Armenien: Bundestag nennt Massaker nun doch "Völkermord"

Der Bundestag gibt dem massiven Druck nach und will das Massaker an Armeniern 1915 nun doch Völkermord nennen. Die Bundesregierung aber vermeidet den Begriff weiterhin.

Von Hans Monath

Im Streit um die Benennung der Massaker an den Armeniern vor 100 Jahren als „Völkermord“ haben die Spitzen der Koalitionsfraktionen dem massiven politischen und gesellschaftlichen Druck nachgegeben. Sie übernehmen den umstrittenen Begriff nun doch in den  Entschließungsantrag, den Union und SPD am Freitag zum 100. Jahrestag des Beginns der Massenmorde im Bundestag in erster Lesung debattieren wollen. In dem Text heißt es nun, das Schicksal der Armenier stehe „beispielhaft für die Geschichte der Massenvernichtungen, der ethnischen Säuberungen, der Vertreibungen, ja der Völkermorde, von denen das 20. Jahrhundert auf so schreckliche Weise gezeichnet ist“. Beide Fraktionen betonen auch: „Dabei wissen wir um die Einzigartigkeit des Holocaust, für den Deutschland Schuld und Verantwortung trägt.“ Dies erklärten die stellvertretenden Fraktionschefs Franz Josef Jung (CDU) und Rolf Mützenich (SPD) am Montag.

Vor allem auf Druck des Auswärtigen Amtes hatten die Spitzen beider Fraktionen zuvor auf den Begriff verzichtet – und damit heftigen Protest von Bundestagsabgeordneten beider Koalitionsfraktionen sowie von 150 Wissenschaftlern provoziert. Sie sahen in dem Verzicht  eine falsche Rücksichtnahme auf die türkische Regierung. Die Türkei als Rechtsnachfolgerin des osmanischen Reiches lehnt es ab, von Völkermord zu sprechen.

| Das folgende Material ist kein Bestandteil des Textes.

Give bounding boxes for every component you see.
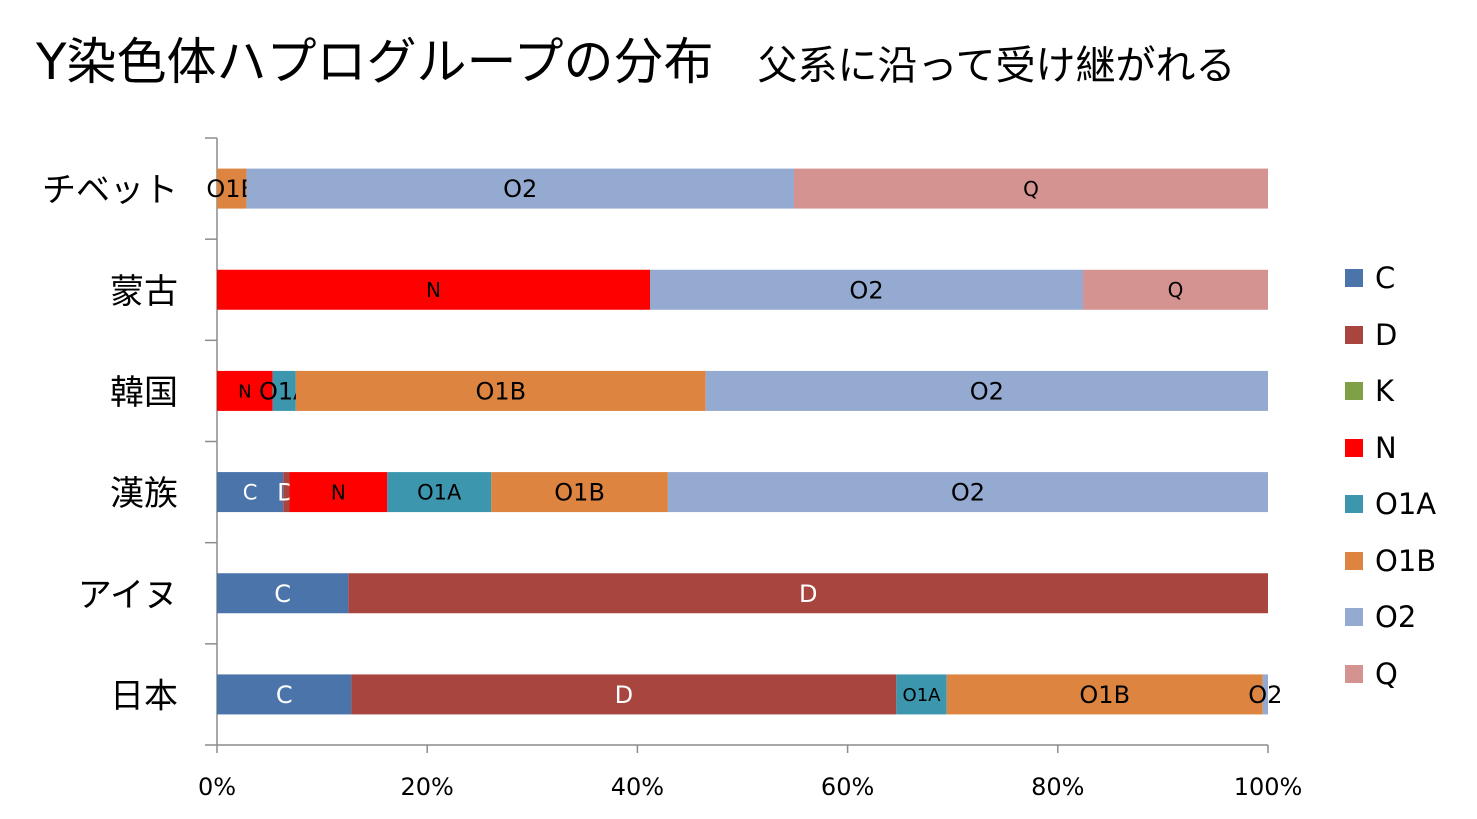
category-label: 韓国 [110, 373, 178, 413]
chart-title-row: Y染色体ハプログループの分布 父系に沿って受け継がれる [36, 22, 1236, 94]
bar-segment-o1a [272, 370, 296, 411]
bar-segment-n [217, 370, 273, 411]
bar-segment-c [217, 674, 352, 715]
bar-segment-o2 [1262, 674, 1268, 715]
bar-segment-o2 [667, 472, 1268, 513]
legend-label: D [1375, 317, 1398, 352]
legend-label: O2 [1375, 600, 1417, 635]
legend-swatch [1345, 438, 1363, 457]
legend-item: N [1345, 420, 1436, 477]
bar-segment-o1a [896, 674, 947, 715]
data-label: O1B [1079, 681, 1130, 709]
bar-segment-n [289, 472, 388, 513]
x-tick-label: 20% [401, 773, 454, 801]
legend-swatch [1345, 269, 1363, 288]
data-label: O1A [903, 685, 942, 706]
bar-segment-d [348, 573, 1268, 614]
data-label: N [331, 480, 346, 504]
bar-segment-q [1083, 269, 1268, 310]
legend-swatch [1345, 495, 1363, 514]
x-tick-label: 80% [1031, 773, 1084, 801]
bar-segment-o1b [491, 472, 668, 513]
legend-item: O1B [1345, 533, 1436, 590]
x-tick-label: 100% [1234, 773, 1303, 801]
chart-title: Y染色体ハプログループの分布 [36, 33, 714, 91]
category-label: 日本 [110, 676, 178, 716]
bar-segment-o2 [705, 370, 1268, 411]
data-label: N [426, 278, 441, 302]
legend-item: O1A [1345, 476, 1436, 533]
data-label: C [276, 681, 293, 709]
x-tick-label: 40% [611, 773, 664, 801]
legend-label: O1A [1375, 487, 1437, 522]
data-label: C [243, 481, 258, 505]
legend-item: C [1345, 250, 1436, 307]
data-label: Q [1168, 278, 1184, 302]
x-tick-label: 60% [821, 773, 874, 801]
legend-item: Q [1345, 646, 1436, 703]
legend-label: C [1375, 261, 1396, 296]
chart-subtitle: 父系に沿って受け継がれる [757, 43, 1236, 89]
bar-segment-o1b [946, 674, 1263, 715]
legend-swatch [1345, 664, 1363, 683]
data-label: Q [1023, 177, 1039, 201]
legend-item: O2 [1345, 589, 1436, 646]
bar-segment-o1b [295, 370, 706, 411]
legend-swatch [1345, 608, 1363, 627]
data-label: D [799, 580, 817, 608]
bar-segment-o2 [246, 168, 794, 209]
bar-segment-n [217, 269, 651, 310]
data-label: O1A [417, 481, 462, 505]
bar-segment-o1b [217, 168, 247, 209]
chart-legend: C D K N O1A O1B O2 Q [1345, 250, 1436, 702]
data-label: D [615, 681, 633, 709]
category-label: 漢族 [110, 474, 178, 514]
data-label: O2 [951, 479, 985, 507]
data-label: O2 [970, 378, 1004, 406]
data-label: O1B [475, 378, 526, 406]
data-label: C [274, 580, 291, 608]
legend-swatch [1345, 551, 1363, 570]
data-label: N [238, 381, 251, 402]
bar-segment-o1a [387, 472, 492, 513]
legend-item: D [1345, 307, 1436, 364]
category-label: チベット [42, 171, 178, 211]
data-label: O2 [503, 175, 537, 203]
category-label: 蒙古 [110, 272, 178, 312]
legend-swatch [1345, 325, 1363, 344]
bar-segment-q [793, 168, 1268, 209]
data-label: O1B [554, 479, 605, 507]
legend-label: O1B [1375, 543, 1437, 578]
bar-segment-o2 [650, 269, 1084, 310]
bar-segment-d [351, 674, 897, 715]
legend-label: N [1375, 430, 1397, 465]
x-tick-label: 0% [198, 773, 236, 801]
bar-segment-c [217, 472, 284, 513]
data-label: O2 [1248, 681, 1282, 709]
bar-segment-c [217, 573, 349, 614]
legend-label: Q [1375, 656, 1398, 691]
legend-item: K [1345, 363, 1436, 420]
category-label: アイヌ [78, 575, 178, 615]
legend-label: K [1375, 374, 1395, 409]
bar-segment-d [283, 472, 290, 513]
legend-swatch [1345, 382, 1363, 401]
data-label: O2 [849, 276, 883, 304]
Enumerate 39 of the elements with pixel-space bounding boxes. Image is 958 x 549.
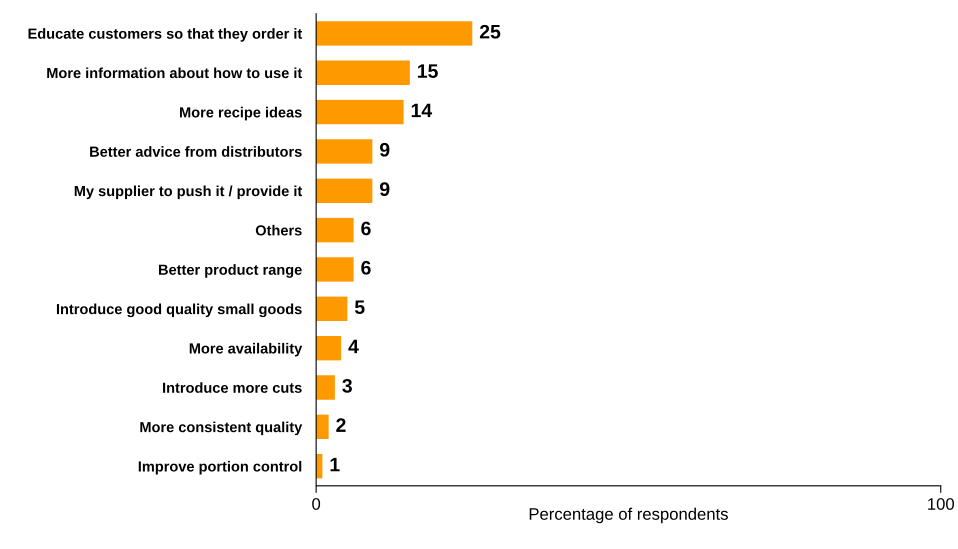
- data-label: 6: [361, 260, 371, 275]
- y-tick-label: Introduce more cuts: [163, 382, 302, 393]
- bar: [316, 60, 410, 85]
- bar: [316, 296, 348, 322]
- data-label: 2: [336, 418, 346, 432]
- data-label: 5: [354, 300, 365, 314]
- data-label: 4: [348, 340, 359, 354]
- y-tick-label: Better advice from distributors: [90, 146, 302, 157]
- data-label: 9: [380, 142, 390, 157]
- x-tick-label: 100: [928, 498, 954, 510]
- y-tick-label: Better product range: [159, 264, 302, 278]
- y-tick-label: Introduce good quality small goods: [56, 304, 302, 318]
- data-label: 1: [330, 458, 340, 472]
- data-label: 14: [412, 104, 432, 118]
- bar: [316, 100, 404, 124]
- bar: [316, 178, 372, 203]
- x-tick-label: 0: [312, 498, 320, 510]
- y-tick-label: Educate customers so that they order it: [28, 28, 302, 42]
- y-tick-label: More availability: [190, 342, 302, 356]
- bar: [316, 139, 372, 164]
- bar: [316, 336, 342, 360]
- bar: [316, 21, 472, 46]
- y-tick-label: Improve portion control: [138, 460, 302, 475]
- bar: [316, 454, 322, 478]
- y-tick-label: Others: [256, 224, 302, 236]
- bar: [316, 375, 335, 400]
- y-tick-label: My supplier to push it / provide it: [74, 185, 302, 200]
- data-label: 6: [361, 222, 371, 236]
- x-axis-title: Percentage of respondents: [530, 508, 728, 524]
- bar: [316, 414, 329, 440]
- data-label: 25: [480, 24, 500, 39]
- data-label: 15: [418, 64, 438, 78]
- bar: [316, 218, 354, 242]
- y-tick-label: More recipe ideas: [180, 106, 302, 120]
- bar: [316, 257, 354, 282]
- y-tick-label: More information about how to use it: [47, 67, 302, 78]
- y-tick-label: More consistent quality: [140, 422, 302, 436]
- data-label: 3: [342, 378, 352, 393]
- data-label: 9: [380, 182, 390, 196]
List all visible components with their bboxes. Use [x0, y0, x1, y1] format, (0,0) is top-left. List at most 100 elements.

Steinmeier geht auf Kritiker zu

Die Bundesregierung selbst will den Begriff Völkermord allerdings weiterhin vermeiden, wie Außenminister Frank-Walter Steinmeier (SPD) am Wochenende deutlich machte. Allerdings ging der SPD-Politiker auf die Kritiker im Bundestag zu und erklärte, er habe Verständnis dafür, dass Abgeordnete das umstrittene Wort verwenden wollten. In Berlin wird damit gerechnet, dass auch Bundespräsident Joachim Gauck das Geschehen von damals als Völkermord wertet, wenn er am Donnerstagabend auf einem Gedenkgottesdienst beider großer Kirchen zum Thema spricht.

Das Auswärtige Amt begründet seine vorsichtige Sprachwahl mit dem Argument, Erinnerungskultur ließe sich nicht von außen oktroyieren, Versöhnung müsse aus den Zivilgesellschaften Armeniens und der Türkei erwachsen. Nach Angaben aus Koalitionskreisen spielt auch die Überlegung eine Rolle, die Türkei als Partner beim Kampf gegen die Terrormiliz „Islamischer Staat“ nicht zu verprellen.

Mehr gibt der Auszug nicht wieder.